Second option, I'm seeing in the mvn docs is to use the maven-dependency-plugin, which seems more like what i'm looking for. I assume then that my outputDirectory would be something like lib
The maven dependency plugin allows to interact with artifacts and to copy/unpack them from the local or remote repositories to a specified location. So it can be used to get some dependencies and copy them in lets say a lib/ directory indeed. Actually, it has several goals allowing to do this:
dependency:copy takes a list of artifacts defined in the plugin
configuration section and copies them
to a specified location, renaming them
or stripping the version if desired.
This goal can resolve the artifacts
from remote repositories if they don't
exist in local.
dependency:copy-dependencies takes the list of project direct
dependencies and optionally transitive
dependencies and copies them to a
specified location, stripping the
version if desired. This goal can also
be run from the command line.
The first goal would use the setup you described in your second option. The second goal would use the standard project dependencies that you described in your first option. Both approaches would work.
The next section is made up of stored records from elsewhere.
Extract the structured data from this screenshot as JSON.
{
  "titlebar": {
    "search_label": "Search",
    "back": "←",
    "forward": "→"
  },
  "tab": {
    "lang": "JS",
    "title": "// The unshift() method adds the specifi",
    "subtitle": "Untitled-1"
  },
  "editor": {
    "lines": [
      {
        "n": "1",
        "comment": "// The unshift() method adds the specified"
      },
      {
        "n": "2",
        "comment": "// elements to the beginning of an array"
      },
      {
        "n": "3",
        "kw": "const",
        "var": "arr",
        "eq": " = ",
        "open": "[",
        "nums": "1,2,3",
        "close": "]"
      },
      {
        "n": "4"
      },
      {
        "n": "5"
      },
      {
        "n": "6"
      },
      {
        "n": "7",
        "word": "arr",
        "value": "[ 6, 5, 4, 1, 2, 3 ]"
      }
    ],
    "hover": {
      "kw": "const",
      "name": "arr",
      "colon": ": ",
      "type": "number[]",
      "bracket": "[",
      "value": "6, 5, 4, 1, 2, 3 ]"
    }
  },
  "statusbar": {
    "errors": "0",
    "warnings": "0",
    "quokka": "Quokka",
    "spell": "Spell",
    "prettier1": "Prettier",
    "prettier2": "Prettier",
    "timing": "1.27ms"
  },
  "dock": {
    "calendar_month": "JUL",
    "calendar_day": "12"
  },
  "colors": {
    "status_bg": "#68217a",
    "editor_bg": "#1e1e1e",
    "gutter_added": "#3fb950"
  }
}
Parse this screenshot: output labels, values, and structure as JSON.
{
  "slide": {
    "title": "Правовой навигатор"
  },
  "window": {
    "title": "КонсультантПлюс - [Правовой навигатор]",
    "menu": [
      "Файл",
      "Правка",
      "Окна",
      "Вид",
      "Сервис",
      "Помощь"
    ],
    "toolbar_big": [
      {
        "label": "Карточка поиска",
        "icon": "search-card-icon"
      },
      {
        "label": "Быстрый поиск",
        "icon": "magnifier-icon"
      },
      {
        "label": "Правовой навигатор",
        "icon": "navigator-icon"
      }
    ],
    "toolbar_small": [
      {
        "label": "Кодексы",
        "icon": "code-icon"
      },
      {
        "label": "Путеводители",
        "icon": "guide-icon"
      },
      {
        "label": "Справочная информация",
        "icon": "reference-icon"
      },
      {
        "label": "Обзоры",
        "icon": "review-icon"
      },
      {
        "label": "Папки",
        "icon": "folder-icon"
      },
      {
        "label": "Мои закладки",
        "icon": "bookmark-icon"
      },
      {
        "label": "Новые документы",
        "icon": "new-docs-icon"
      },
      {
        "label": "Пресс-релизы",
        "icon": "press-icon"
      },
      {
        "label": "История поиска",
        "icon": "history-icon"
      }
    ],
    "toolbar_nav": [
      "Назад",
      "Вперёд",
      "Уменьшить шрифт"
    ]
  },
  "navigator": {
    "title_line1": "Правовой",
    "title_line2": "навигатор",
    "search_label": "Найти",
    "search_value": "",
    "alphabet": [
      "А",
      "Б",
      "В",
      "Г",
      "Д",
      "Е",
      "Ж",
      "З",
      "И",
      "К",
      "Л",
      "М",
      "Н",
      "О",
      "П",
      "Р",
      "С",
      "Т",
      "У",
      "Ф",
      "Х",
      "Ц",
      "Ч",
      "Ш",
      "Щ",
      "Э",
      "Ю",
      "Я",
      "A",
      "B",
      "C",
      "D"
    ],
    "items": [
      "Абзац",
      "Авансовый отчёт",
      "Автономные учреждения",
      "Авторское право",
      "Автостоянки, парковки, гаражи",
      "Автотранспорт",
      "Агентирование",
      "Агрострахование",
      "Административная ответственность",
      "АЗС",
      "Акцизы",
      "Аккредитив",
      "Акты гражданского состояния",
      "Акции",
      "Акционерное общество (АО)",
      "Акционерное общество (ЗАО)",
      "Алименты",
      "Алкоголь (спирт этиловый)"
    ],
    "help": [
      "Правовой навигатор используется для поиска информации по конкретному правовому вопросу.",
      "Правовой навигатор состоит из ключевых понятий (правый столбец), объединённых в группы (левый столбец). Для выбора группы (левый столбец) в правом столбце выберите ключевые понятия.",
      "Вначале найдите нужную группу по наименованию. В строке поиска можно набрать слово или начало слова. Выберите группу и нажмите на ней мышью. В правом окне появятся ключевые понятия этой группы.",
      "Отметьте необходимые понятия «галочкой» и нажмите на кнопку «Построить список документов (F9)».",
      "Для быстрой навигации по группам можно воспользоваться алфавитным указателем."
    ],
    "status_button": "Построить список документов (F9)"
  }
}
The problem here is that I don't know exactly what a JRuby Rails app is, what the development workflow is, how to build such an app, etc so I don't know exactly what you need to do and, consequently, what would be the best way to implement that with Maven.
So I googled a bit and found this post that shows another approach based on OS commands (using the maven exec plugin) and has a complete pom.xml doing some other things. Maybe you should look at it and use it as a starting point instead of reinventing everything. This is my suggestion actually.